8 November 2017

  • Pre-report positioning remains the morning theme in Chicago with soyoil futures breaking out to the topside on the charts. December soyoil futures has surged to new rally highs (above the late October top at $35.13) with the next upside price target being the late summer highs at $36.00. The rally in soyoil has supported soybean futures as funds continue to use the soy complex as their long peg. Corn and wheat futures are sagging on large crop ideas and a continued decline in world wheat values. The grains lack a story, but if the USDA does not shock traders with a bearish corn yield on Thursday morning, fund managers appear to be willing to take profits off the table with energy prices rising on Mid-East political tensions. It is estimated that funds are net short a record 220,000 contracts of corn and 124,000 contracts of Chicago wheat.
  • Egypt’s GASC purchased 120,000 mt of Russian wheat for late December shipment at $196.50/mt which in using $13.50/mt for freight, works back to a CIF price of $210/mt. The C&F price is down $2.00 from recent purchases and reflects the softening price structure in world wheat values. The EU is becoming more aggressive in its fob wheat offers as its need to raise exports is increasing. The net result is that the US’s export window of opportunity is narrowing with favourable weather offered for Black Sea grain loadings for a few more weeks.
  • US ethanol production was equal to last week at 1,057,000 barrels/day. This would consume some 311 million bu of corn, just below the prior all time record set in 2016. Weekly US ethanol stocks fell 3 million gallons to 897 million, but the total was still up 11% from last year. US unleaded gasoline stocks at 209.5 million barrels, are down 5% from last year, while US crude oil stocks are down 6% from last year at 455 million barrels.

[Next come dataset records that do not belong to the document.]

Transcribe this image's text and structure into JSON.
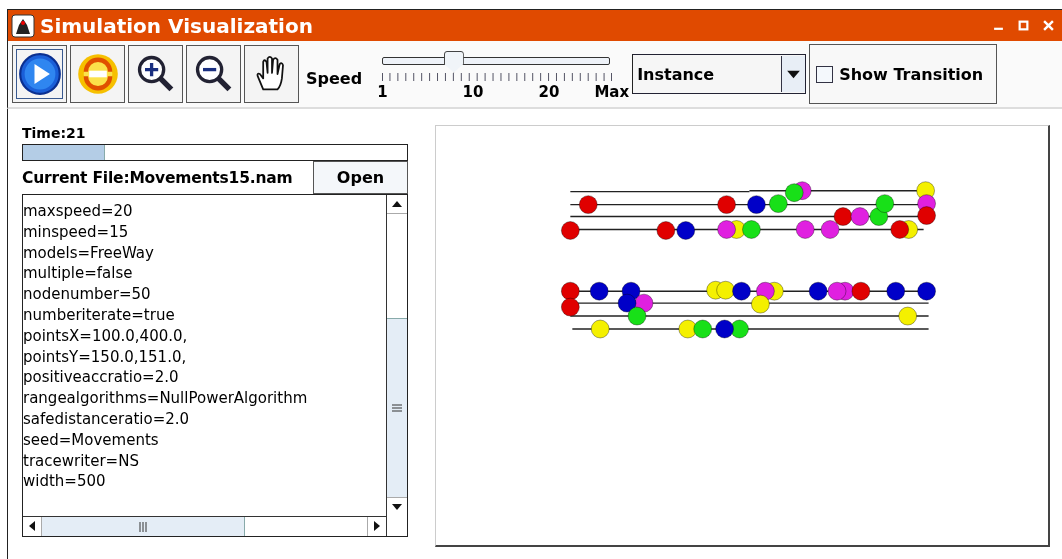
{
  "window": {
    "title": "Simulation Visualization"
  },
  "toolbar": {
    "speed_label": "Speed",
    "speed_slider": {
      "level": 0.31,
      "ticks": [
        "1",
        "10",
        "20",
        "Max"
      ]
    },
    "view_mode": {
      "value": "Instance"
    },
    "show_transition": {
      "label": "Show Transition",
      "checked": false
    }
  },
  "time": {
    "label": "Time:21",
    "level": 0.21
  },
  "current_file": {
    "label": "Current File:Movements15.nam",
    "button": "Open"
  },
  "config_lines": [
    "maxspeed=20",
    "minspeed=15",
    "models=FreeWay",
    "multiple=false",
    "nodenumber=50",
    "numberiterate=true",
    "pointsX=100.0,400.0,",
    "pointsY=150.0,151.0,",
    "positiveaccratio=2.0",
    "rangealgorithms=NullPowerAlgorithm",
    "safedistanceratio=2.0",
    "seed=Movements",
    "tracewriter=NS",
    "width=500"
  ]
}
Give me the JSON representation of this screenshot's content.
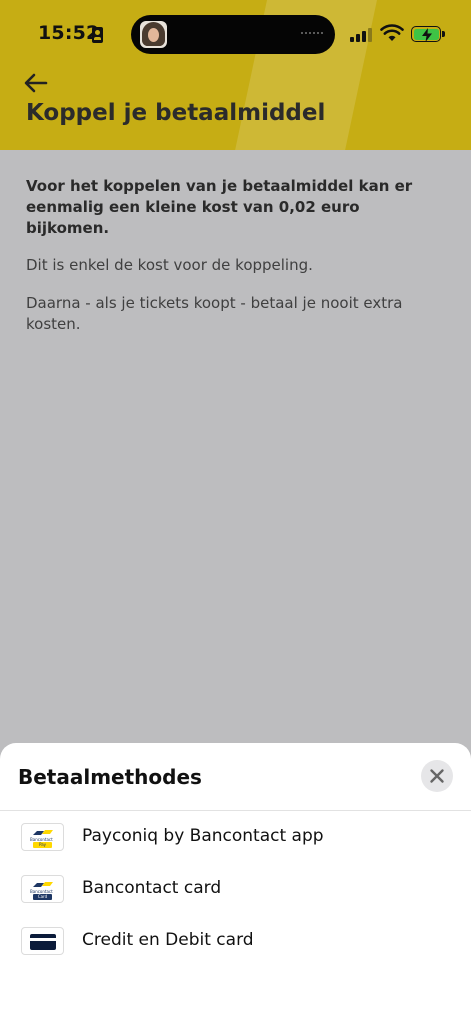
{
  "status_bar": {
    "time": "15:52"
  },
  "header": {
    "title": "Koppel je betaalmiddel",
    "background": "#c6ad14"
  },
  "content": {
    "lead": "Voor het koppelen van je betaalmiddel kan er eenmalig een kleine kost van 0,02 euro bijkomen.",
    "paragraphs": [
      "Dit is enkel de kost voor de koppeling.",
      "Daarna - als je tickets koopt - betaal je nooit extra kosten."
    ]
  },
  "sheet": {
    "title": "Betaalmethodes",
    "methods": [
      {
        "label": "Payconiq by Bancontact app",
        "icon": "payconiq-bancontact-icon",
        "tag": "Pay"
      },
      {
        "label": "Bancontact card",
        "icon": "bancontact-card-icon",
        "tag": "Card"
      },
      {
        "label": "Credit en Debit card",
        "icon": "credit-card-icon"
      }
    ]
  },
  "logos": {
    "bancontact_text": "Bancontact"
  }
}
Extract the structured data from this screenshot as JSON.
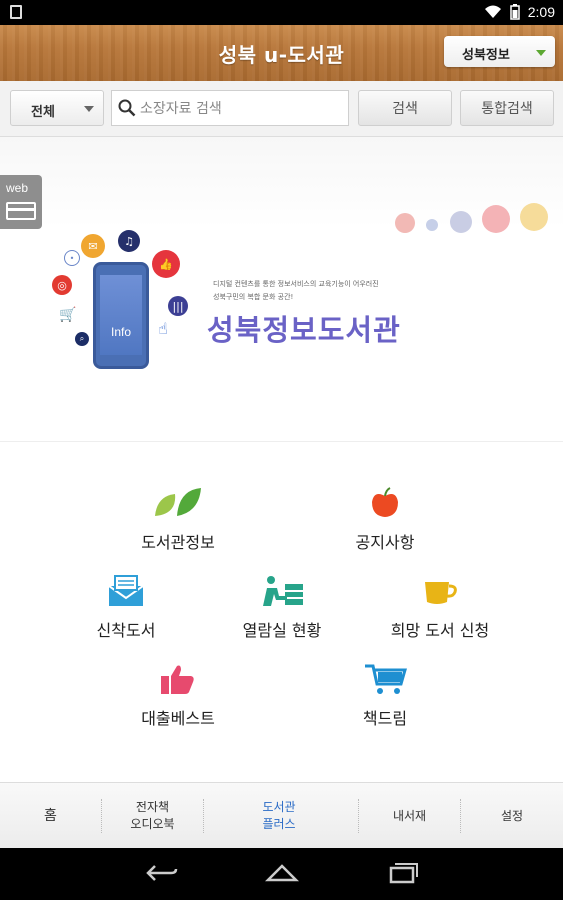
{
  "status_bar": {
    "time": "2:09",
    "icons": [
      "wifi-icon",
      "battery-icon"
    ]
  },
  "header": {
    "title": "성북 u-도서관",
    "dropdown_label": "성북정보"
  },
  "search": {
    "scope_label": "전체",
    "placeholder": "소장자료 검색",
    "value": "",
    "search_button": "검색",
    "unified_button": "통합검색"
  },
  "banner": {
    "web_tab_label": "web",
    "phone_label": "Info",
    "description_line1": "디지털 컨텐츠를 통한 정보서비스의 교육기능이 어우러진",
    "description_line2": "성북구민의 복합 문화 공간!",
    "title": "성북정보도서관"
  },
  "menu": {
    "items": [
      {
        "label": "도서관정보",
        "icon": "leaves-icon"
      },
      {
        "label": "공지사항",
        "icon": "apple-icon"
      },
      {
        "label": "신착도서",
        "icon": "mail-tray-icon"
      },
      {
        "label": "열람실 현황",
        "icon": "reading-room-icon"
      },
      {
        "label": "희망 도서 신청",
        "icon": "cup-icon"
      },
      {
        "label": "대출베스트",
        "icon": "thumbs-up-icon"
      },
      {
        "label": "책드림",
        "icon": "cart-icon"
      }
    ]
  },
  "bottom_nav": {
    "items": [
      {
        "label": "홈"
      },
      {
        "label": "전자책\n오디오북"
      },
      {
        "label": "도서관\n플러스"
      },
      {
        "label": "내서재"
      },
      {
        "label": "설정"
      }
    ],
    "active_index": 2
  },
  "colors": {
    "header_wood": "#b8773a",
    "banner_title": "#6a62c6",
    "active_nav": "#2a6bc6",
    "dropdown_arrow": "#5ca731"
  }
}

  • The S America weather forecast is little changed from the overnight run with 10 days of drier than normal weather for S Brazil and N Brazil. The drying trend will help accelerate the spring seeding pace, but rain will be needed beyond November 20 from preventing soil moisture from reaching short or very short levels. The good news is that no extreme heat is forecast. Rains will persist across N Brazil for the rest of the week before a drying trend evolves. Temperatures look to average below normal for the next seven days with some 90’s creeping into S Brazil and Argentina on the weekend (and beyond). The forecast is largely favourable assuming that the rains return in the 11-15 day period across Argentina and S Brazil.
  • Very near term market price direction will be provided by the USDA’s updates on Thursday, but as mentioned previously any post-report break will bought, and any rally will be sold by the farmer. Until more is known about S American potential (in January) choppy, sideways trade will persist. Strength in energy markets is noteworthy.